Wichita Falls pumps treated wastewater into Lake Arrowhead to stay ahead of drought

Published: Mon, 05/16/22

Wichita Falls pumps treated wastewater into Lake Arrowhead to stay ahead of drought

www.timesrecordnews.com/

As North Texas enters the worst dry spell since the Great Drought of 2010-2015, Wichita Falls’ Indirect Potable Reuse (IPR) water equipment is churning away to keep Lake Arrowhead from reaching the dangerously low levels of seven years ago.

Figures from the City of Wichita Falls show by March of 2022, the city had discharged 7.1 billion gallons of treated wastewater back into Lake Arrowhead since the system was put into operation in January 2018.

A statement from the city said it has pumped treated wastewater back into the primary reservoir every day except for times when the lake was within six inches of the spillway height, which means essentially full.

Dark cloud of uncertainty:'Great Drought' cost area $1 billion

The city also did not pump from February to June 2021 while the pump motors were repaired because of damage sustained during Winter Storm Uri.
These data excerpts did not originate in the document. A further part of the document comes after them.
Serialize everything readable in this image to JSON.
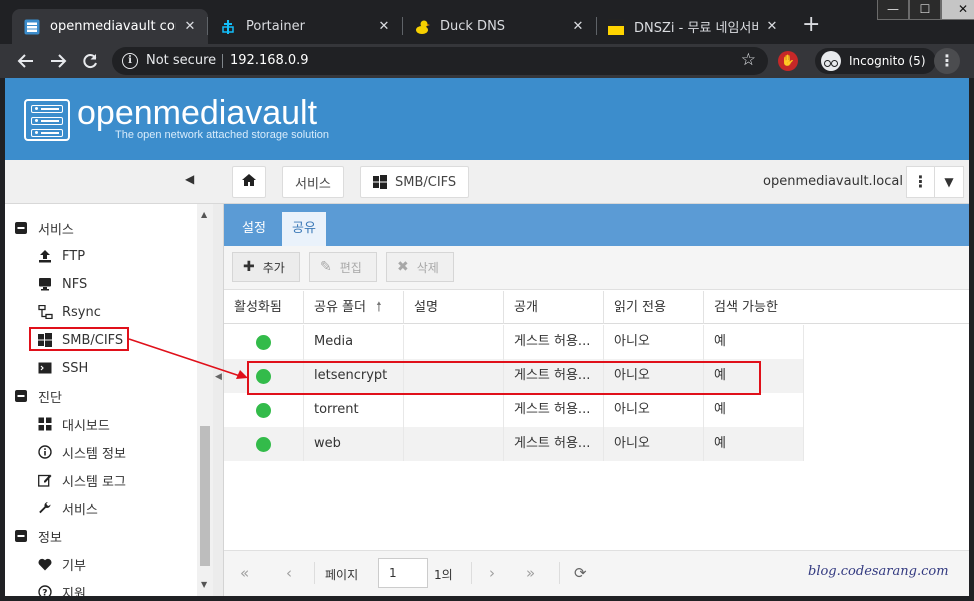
{
  "browser": {
    "tabs": [
      {
        "title": "openmediavault control",
        "favicon": "omv-favicon",
        "active": true
      },
      {
        "title": "Portainer",
        "favicon": "portainer-favicon",
        "active": false
      },
      {
        "title": "Duck DNS",
        "favicon": "duck-favicon",
        "active": false
      },
      {
        "title": "DNSZi - 무료 네임서버(d",
        "favicon": "dnszi-favicon",
        "active": false
      }
    ],
    "tab_close": "✕",
    "new_tab": "+",
    "security_label": "Not secure",
    "url": "192.168.0.9",
    "incognito_label": "Incognito (5)",
    "window_controls": {
      "minimize": "—",
      "maximize": "☐",
      "close": "✕"
    }
  },
  "header": {
    "title": "openmediavault",
    "subtitle": "The open network attached storage solution",
    "brand_color": "#3c8dcc"
  },
  "breadcrumb": {
    "items": [
      "서비스",
      "SMB/CIFS"
    ]
  },
  "hostname": "openmediavault.local",
  "sidebar": {
    "items": [
      {
        "label": "서비스",
        "icon": "minus-square-icon",
        "level": 0
      },
      {
        "label": "FTP",
        "icon": "upload-icon",
        "level": 1
      },
      {
        "label": "NFS",
        "icon": "desktop-icon",
        "level": 1
      },
      {
        "label": "Rsync",
        "icon": "sitemap-icon",
        "level": 1
      },
      {
        "label": "SMB/CIFS",
        "icon": "windows-icon",
        "level": 1
      },
      {
        "label": "SSH",
        "icon": "terminal-icon",
        "level": 1
      },
      {
        "label": "진단",
        "icon": "minus-square-icon",
        "level": 0
      },
      {
        "label": "대시보드",
        "icon": "dashboard-icon",
        "level": 1
      },
      {
        "label": "시스템 정보",
        "icon": "info-circle-icon",
        "level": 1
      },
      {
        "label": "시스템 로그",
        "icon": "edit-icon",
        "level": 1
      },
      {
        "label": "서비스",
        "icon": "wrench-icon",
        "level": 1
      },
      {
        "label": "정보",
        "icon": "minus-square-icon",
        "level": 0
      },
      {
        "label": "기부",
        "icon": "heart-icon",
        "level": 1
      },
      {
        "label": "지원",
        "icon": "question-circle-icon",
        "level": 1
      }
    ]
  },
  "panel": {
    "tabs": [
      {
        "label": "설정",
        "active": false
      },
      {
        "label": "공유",
        "active": true
      }
    ],
    "actions": {
      "add": "추가",
      "edit": "편집",
      "delete": "삭제"
    },
    "columns": [
      "활성화됨",
      "공유 폴더",
      "설명",
      "공개",
      "읽기 전용",
      "검색 가능한"
    ],
    "sort_indicator": "🠕",
    "rows": [
      {
        "enabled": true,
        "shared_folder": "Media",
        "comment": "",
        "public": "게스트 허용...",
        "read_only": "아니오",
        "browseable": "예"
      },
      {
        "enabled": true,
        "shared_folder": "letsencrypt",
        "comment": "",
        "public": "게스트 허용...",
        "read_only": "아니오",
        "browseable": "예"
      },
      {
        "enabled": true,
        "shared_folder": "torrent",
        "comment": "",
        "public": "게스트 허용...",
        "read_only": "아니오",
        "browseable": "예"
      },
      {
        "enabled": true,
        "shared_folder": "web",
        "comment": "",
        "public": "게스트 허용...",
        "read_only": "아니오",
        "browseable": "예"
      }
    ],
    "enabled_color": "#33bb4a"
  },
  "pager": {
    "page_label": "페이지",
    "page_value": "1",
    "of_label": "1의"
  },
  "watermark": "blog.codesarang.com",
  "annotation_color": "#e0101a"
}
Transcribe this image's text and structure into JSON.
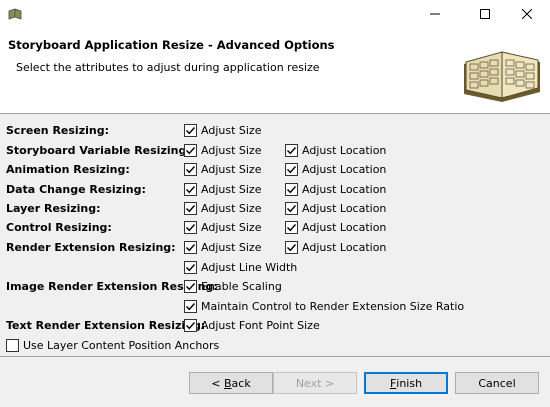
{
  "header": {
    "title": "Storyboard Application Resize - Advanced Options",
    "subtitle": "Select the attributes to adjust during application resize"
  },
  "labels": {
    "adjust_size": "Adjust Size",
    "adjust_location": "Adjust Location"
  },
  "rows": [
    {
      "label": "Screen Resizing:",
      "adjust_size": true
    },
    {
      "label": "Storyboard Variable Resizing:",
      "adjust_size": true,
      "adjust_location": true
    },
    {
      "label": "Animation Resizing:",
      "adjust_size": true,
      "adjust_location": true
    },
    {
      "label": "Data Change Resizing:",
      "adjust_size": true,
      "adjust_location": true
    },
    {
      "label": "Layer Resizing:",
      "adjust_size": true,
      "adjust_location": true
    },
    {
      "label": "Control Resizing:",
      "adjust_size": true,
      "adjust_location": true
    },
    {
      "label": "Render Extension Resizing:",
      "adjust_size": true,
      "adjust_location": true,
      "extra": {
        "label": "Adjust Line Width",
        "checked": true
      }
    },
    {
      "label": "Image Render Extension Resizing:",
      "enable_scaling": {
        "label": "Enable Scaling",
        "checked": true
      },
      "ratio": {
        "label": "Maintain Control to Render Extension Size Ratio",
        "checked": true
      }
    },
    {
      "label": "Text Render Extension Resizing:",
      "font": {
        "label": "Adjust Font Point Size",
        "checked": true
      }
    }
  ],
  "anchors": {
    "label": "Use Layer Content Position Anchors",
    "checked": false
  },
  "buttons": {
    "back": {
      "prefix": "< ",
      "mnemonic": "B",
      "rest": "ack"
    },
    "next": "Next >",
    "finish": {
      "mnemonic": "F",
      "rest": "inish"
    },
    "cancel": "Cancel"
  }
}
The city expects to pump 2.7 billion gallons of treated wastewater into Lake Arrowhead in 2022, bringing the overall total to 9.1 billion gallons.

Wichita Falls gained worldwide attention by becoming the first city of its size to specially treat and recycle wastewater, drawing headlines that joked about “potty water.” The drought had reduced reservoirs to below 20 percent of capacity.

 

The city first ran a temporary 12-mile pipeline across town as an emergency measure to get the wastewater back into the lake and later installed the IPR system, which disinfects the wastewater and mixes it with clean water.

Even with the treated wastewater going back to the lake, the city still bans most lawn watering between 10a.m. and 7 p.m. and is prepared to take more stringent steps if lake levels drop substantially.

Those measures begin kicking in when the combined levels of lakes Arrowhead and Kickapoo reach 65 percent.

As of Friday, Lake Arrowhead was at 82.9 percent of capacity and Lake Kickapoo was at 71.8 percent. A third lake the city can use, Lake Kemp, was 78.8 percent full.